12 June 2019
What is value engineering?
Value engineering began at General Electric Co. (GE) during World War II, as a shortage of skilled labor, raw materials, and component parts necessitated the need to look for acceptable substitutes. These substitutions often reduced costs, improved the product, or both. What started out as an accidental necessity turned into a systematic process which GE called “value analysis.”
It is a systematic, structured, and organized effort to discuss the main functions of a system, its equipment, process or installation, to reduce costs significantly, without compromising its essential function or quality. It also introduces other value benefits that may not always be cost-based.
The value of a product or service can provide an increase of its function or a reduction of its cost. Therefore, value engineering seeks to analyse this function by questioning the how and why to identify relationships that increase value.
Benefits can include lowering operating and maintenance costs, enhancing quality management and efficiency of resources, lowering staff or raw material costs, simplifying procedures, increasing competitiveness, and improving social and environmental footprint.
Value engineering should be embedded in the project development fabric from the start. If positioned near the construction phase, it will drive behaviors that can translate to a “value-loss” as the relationship between money and time (schedule) is inverse.
It is ideal to involve a contractor or experienced construction professionals.
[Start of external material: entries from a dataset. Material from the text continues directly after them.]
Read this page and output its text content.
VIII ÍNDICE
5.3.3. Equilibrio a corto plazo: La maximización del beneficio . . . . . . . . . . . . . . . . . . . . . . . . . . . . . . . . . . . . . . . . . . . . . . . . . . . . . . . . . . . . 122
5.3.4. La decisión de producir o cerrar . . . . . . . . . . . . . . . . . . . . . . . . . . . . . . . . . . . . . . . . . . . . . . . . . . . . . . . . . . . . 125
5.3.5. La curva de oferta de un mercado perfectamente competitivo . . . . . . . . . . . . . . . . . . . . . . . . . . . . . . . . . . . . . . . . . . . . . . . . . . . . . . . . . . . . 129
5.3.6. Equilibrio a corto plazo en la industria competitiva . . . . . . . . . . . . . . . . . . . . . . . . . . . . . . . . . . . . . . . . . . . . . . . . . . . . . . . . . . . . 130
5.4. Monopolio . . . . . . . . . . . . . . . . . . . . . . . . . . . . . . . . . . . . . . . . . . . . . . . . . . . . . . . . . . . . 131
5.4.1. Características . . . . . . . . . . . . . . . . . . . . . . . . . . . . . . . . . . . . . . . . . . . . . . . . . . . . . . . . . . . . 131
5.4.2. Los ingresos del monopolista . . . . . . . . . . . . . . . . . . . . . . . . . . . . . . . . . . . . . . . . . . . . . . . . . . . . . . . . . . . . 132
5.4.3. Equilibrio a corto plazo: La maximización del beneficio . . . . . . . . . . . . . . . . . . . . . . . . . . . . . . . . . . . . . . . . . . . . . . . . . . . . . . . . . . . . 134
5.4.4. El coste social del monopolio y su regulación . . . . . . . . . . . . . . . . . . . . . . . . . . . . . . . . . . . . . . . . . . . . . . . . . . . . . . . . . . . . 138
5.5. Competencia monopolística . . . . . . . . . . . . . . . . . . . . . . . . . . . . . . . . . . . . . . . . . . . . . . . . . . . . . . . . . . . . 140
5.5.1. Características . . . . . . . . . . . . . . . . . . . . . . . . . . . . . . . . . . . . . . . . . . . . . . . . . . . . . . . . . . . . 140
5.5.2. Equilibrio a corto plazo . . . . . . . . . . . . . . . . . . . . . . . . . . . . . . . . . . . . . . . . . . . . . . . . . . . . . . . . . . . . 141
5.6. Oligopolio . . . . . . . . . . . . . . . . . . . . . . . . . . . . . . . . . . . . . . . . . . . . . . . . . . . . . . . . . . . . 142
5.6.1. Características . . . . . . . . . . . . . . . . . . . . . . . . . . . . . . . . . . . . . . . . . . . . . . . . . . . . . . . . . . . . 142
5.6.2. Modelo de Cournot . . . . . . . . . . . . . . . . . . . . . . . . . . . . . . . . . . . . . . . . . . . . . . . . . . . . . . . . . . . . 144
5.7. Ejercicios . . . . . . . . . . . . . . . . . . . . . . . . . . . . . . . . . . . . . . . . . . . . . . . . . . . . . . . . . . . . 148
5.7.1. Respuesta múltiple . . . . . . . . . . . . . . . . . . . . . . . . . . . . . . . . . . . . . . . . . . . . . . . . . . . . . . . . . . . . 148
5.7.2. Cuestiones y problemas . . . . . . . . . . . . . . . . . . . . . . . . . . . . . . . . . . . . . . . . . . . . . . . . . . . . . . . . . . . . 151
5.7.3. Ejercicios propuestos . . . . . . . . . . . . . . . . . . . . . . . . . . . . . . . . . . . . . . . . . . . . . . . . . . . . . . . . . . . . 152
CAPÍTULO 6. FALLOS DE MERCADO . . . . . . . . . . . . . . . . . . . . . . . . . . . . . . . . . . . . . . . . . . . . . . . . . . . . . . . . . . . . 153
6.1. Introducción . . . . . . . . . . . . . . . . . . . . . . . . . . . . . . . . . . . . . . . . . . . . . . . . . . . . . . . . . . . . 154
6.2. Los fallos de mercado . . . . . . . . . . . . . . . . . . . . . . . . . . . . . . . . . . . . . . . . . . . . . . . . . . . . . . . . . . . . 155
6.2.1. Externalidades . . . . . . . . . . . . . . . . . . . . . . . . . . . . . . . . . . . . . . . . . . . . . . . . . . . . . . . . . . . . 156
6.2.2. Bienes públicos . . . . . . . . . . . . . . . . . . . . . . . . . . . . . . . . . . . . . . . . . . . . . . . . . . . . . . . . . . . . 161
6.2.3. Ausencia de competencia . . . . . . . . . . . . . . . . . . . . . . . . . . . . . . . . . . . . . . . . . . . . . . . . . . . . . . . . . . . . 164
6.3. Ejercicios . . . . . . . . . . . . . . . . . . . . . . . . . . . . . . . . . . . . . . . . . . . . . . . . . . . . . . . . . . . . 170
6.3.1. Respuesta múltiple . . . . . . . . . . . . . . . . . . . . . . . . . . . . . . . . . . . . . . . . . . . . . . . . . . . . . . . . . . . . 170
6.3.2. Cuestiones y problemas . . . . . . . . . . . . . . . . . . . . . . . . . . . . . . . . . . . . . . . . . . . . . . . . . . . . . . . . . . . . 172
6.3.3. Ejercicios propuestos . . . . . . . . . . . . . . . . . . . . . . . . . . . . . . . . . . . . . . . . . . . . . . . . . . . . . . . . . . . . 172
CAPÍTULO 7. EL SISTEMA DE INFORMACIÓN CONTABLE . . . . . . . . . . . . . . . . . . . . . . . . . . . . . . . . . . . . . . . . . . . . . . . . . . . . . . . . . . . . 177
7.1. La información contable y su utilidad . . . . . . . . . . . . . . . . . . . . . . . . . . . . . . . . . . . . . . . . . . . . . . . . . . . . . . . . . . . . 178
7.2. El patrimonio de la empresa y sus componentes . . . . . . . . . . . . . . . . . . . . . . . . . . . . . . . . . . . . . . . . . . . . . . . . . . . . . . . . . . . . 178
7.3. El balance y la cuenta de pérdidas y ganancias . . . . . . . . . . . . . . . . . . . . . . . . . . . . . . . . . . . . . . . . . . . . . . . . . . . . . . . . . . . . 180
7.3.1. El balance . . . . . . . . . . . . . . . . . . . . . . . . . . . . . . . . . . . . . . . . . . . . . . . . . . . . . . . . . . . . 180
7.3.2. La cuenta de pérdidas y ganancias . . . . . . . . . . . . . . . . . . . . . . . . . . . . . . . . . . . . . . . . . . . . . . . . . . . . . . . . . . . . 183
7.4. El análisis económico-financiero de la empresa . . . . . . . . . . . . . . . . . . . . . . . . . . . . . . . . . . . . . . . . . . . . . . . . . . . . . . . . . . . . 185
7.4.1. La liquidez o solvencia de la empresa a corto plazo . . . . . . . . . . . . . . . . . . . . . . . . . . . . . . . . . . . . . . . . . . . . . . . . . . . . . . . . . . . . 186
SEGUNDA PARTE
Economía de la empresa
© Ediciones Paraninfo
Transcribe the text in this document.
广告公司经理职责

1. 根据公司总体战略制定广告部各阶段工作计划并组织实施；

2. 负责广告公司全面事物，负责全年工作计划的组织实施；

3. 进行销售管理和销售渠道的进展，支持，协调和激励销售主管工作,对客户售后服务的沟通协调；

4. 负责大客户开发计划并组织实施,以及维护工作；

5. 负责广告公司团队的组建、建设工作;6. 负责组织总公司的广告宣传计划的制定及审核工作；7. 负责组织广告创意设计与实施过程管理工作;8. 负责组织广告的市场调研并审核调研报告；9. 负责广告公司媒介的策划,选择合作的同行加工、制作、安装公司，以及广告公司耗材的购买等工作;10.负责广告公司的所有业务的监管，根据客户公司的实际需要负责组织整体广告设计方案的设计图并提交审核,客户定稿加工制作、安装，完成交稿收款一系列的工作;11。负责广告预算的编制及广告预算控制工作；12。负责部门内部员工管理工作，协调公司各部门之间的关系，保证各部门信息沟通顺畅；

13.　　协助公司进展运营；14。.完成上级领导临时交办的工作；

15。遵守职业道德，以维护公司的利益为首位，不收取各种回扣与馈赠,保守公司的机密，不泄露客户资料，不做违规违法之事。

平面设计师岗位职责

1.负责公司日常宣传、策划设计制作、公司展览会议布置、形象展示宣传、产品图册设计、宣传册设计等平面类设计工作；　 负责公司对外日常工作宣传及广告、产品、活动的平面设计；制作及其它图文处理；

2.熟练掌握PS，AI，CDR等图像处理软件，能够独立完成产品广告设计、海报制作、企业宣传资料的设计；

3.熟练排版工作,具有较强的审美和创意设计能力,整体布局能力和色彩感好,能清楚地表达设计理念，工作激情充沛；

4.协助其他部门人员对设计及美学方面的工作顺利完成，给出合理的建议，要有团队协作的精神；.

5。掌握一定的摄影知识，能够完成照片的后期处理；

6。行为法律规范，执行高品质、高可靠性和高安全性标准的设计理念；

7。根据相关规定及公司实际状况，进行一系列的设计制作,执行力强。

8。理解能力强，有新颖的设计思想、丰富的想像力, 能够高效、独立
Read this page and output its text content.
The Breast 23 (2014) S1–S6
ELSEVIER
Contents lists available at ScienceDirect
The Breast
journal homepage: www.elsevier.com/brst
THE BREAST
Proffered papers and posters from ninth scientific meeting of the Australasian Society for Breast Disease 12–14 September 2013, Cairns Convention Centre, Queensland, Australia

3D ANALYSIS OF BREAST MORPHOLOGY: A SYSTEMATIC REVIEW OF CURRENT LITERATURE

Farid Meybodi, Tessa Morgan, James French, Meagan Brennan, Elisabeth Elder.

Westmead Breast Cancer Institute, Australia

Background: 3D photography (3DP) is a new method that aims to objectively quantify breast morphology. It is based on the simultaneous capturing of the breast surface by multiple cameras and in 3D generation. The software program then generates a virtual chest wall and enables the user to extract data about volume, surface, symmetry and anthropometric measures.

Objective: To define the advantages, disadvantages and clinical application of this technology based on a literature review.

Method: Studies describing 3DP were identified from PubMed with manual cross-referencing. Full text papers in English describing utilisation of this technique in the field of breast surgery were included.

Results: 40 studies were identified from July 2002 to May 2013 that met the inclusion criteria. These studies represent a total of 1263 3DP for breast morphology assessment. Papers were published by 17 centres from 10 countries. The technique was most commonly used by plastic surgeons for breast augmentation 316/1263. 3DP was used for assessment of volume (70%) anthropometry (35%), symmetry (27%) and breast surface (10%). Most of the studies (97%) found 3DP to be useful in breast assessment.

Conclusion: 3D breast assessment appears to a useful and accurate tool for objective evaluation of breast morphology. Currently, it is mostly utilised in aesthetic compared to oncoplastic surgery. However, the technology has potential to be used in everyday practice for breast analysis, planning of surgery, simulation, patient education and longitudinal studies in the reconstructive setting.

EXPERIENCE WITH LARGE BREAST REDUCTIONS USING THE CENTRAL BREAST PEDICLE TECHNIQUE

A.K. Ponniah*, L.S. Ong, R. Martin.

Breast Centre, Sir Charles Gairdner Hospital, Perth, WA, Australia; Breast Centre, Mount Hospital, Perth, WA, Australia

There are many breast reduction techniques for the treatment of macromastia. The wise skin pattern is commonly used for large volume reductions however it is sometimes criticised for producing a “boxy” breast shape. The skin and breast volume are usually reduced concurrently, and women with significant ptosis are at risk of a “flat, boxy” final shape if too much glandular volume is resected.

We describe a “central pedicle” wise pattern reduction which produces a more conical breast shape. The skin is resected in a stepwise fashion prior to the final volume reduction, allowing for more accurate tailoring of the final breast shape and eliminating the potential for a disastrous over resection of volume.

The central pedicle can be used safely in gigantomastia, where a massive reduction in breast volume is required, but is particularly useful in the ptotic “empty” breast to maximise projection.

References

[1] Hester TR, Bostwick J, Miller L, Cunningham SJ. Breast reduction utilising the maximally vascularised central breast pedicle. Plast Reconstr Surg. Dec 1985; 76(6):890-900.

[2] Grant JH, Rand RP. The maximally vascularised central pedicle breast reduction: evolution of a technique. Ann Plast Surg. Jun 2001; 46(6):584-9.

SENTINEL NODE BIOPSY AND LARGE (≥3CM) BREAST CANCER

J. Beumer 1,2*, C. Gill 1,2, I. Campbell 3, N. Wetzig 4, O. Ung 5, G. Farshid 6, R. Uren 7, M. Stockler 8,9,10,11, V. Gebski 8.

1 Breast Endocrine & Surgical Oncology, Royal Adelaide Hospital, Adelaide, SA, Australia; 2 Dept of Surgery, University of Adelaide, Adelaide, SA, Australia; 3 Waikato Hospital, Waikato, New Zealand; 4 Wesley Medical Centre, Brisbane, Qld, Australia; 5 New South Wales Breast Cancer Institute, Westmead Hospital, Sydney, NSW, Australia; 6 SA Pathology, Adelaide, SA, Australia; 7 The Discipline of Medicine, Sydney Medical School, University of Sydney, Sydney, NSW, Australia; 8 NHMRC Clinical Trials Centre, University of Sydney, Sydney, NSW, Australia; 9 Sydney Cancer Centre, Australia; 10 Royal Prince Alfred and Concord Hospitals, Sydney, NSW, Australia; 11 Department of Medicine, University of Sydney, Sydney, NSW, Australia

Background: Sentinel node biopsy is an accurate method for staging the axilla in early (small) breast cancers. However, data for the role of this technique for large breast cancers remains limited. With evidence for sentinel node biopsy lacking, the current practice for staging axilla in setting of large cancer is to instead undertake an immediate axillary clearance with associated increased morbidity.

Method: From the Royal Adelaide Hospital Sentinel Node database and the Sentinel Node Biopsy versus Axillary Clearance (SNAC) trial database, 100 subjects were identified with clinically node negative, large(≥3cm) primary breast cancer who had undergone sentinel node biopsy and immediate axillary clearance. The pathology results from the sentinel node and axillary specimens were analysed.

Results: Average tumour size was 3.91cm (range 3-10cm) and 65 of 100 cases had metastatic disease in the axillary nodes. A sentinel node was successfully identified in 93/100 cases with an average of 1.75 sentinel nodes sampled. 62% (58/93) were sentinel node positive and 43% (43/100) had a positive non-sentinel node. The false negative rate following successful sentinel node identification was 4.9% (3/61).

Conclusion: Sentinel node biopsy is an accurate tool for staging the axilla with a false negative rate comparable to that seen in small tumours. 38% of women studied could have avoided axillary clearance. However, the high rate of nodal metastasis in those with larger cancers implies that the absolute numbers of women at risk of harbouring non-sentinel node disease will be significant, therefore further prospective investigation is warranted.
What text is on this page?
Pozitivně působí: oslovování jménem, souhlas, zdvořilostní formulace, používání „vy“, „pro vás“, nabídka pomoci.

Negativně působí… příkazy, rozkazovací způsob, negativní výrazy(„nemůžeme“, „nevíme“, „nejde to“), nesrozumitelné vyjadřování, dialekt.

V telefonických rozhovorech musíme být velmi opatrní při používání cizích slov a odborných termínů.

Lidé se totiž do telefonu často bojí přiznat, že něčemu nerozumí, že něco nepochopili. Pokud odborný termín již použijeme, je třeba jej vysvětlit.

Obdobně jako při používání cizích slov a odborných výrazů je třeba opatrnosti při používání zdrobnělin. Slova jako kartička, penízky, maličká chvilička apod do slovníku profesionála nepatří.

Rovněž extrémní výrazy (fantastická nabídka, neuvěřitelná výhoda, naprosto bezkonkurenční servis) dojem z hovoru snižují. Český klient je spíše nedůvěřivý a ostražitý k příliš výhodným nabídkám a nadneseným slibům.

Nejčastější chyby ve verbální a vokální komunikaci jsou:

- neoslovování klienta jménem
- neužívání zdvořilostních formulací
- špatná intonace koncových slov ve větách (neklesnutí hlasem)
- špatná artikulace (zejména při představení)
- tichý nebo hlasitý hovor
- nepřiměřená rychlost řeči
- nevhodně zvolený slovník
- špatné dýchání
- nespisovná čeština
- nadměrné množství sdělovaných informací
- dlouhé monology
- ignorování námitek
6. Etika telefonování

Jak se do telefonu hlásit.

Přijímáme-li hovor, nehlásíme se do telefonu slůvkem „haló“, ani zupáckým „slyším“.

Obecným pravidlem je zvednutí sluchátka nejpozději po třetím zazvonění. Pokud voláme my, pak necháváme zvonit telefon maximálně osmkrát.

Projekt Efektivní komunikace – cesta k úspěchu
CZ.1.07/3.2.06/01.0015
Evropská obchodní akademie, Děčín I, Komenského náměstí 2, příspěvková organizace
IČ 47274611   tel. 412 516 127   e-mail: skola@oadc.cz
This will allow a focus on budget priorities which can be incorporated into the construction schedule. If it’s not applied until much later, changes made will require additional services from the engineers/consultants, having significant follow-up costs and causing schedule delays.
Value engineering is not just a process about cutting costs. The driving force needs to be able to get more from the spend. Overall project vision has defining purpose here as return on investment for the project is always a defining point. Many things can drive the client to invest and build: social improvements, improved image, diversity, flexibility, environmental improvements, asset longevity, reduced whole of life impact costs or more (the list is endless) These all have value. Understanding these at the start and progressing the project through a value engineering exercise to look for ways (at times at zero cost) to exploit them must be a key responsibility of the engineer. Providing a priority approach to these driving factors will help determine where the design focus should be and where the dollars will make the most impact.
Value engineering DOES NOT stifle creativity. Engineering professionals understand that every project has a set of parameters it must meet, and that clients don’t have endless budgets. Like architects, engineers are also trained to be creative under constraint – working on a project with unlimited funds is a proverbial unicorn. A good team will incorporate value engineering into the creative process, seeing it as a challenge instead of a limitation.
To achieve value for money, it is necessary to maximize optimization of the design. However, in reducing costs, it is important that key project objectives such as system capacity and operational flexibility are not sacrificed.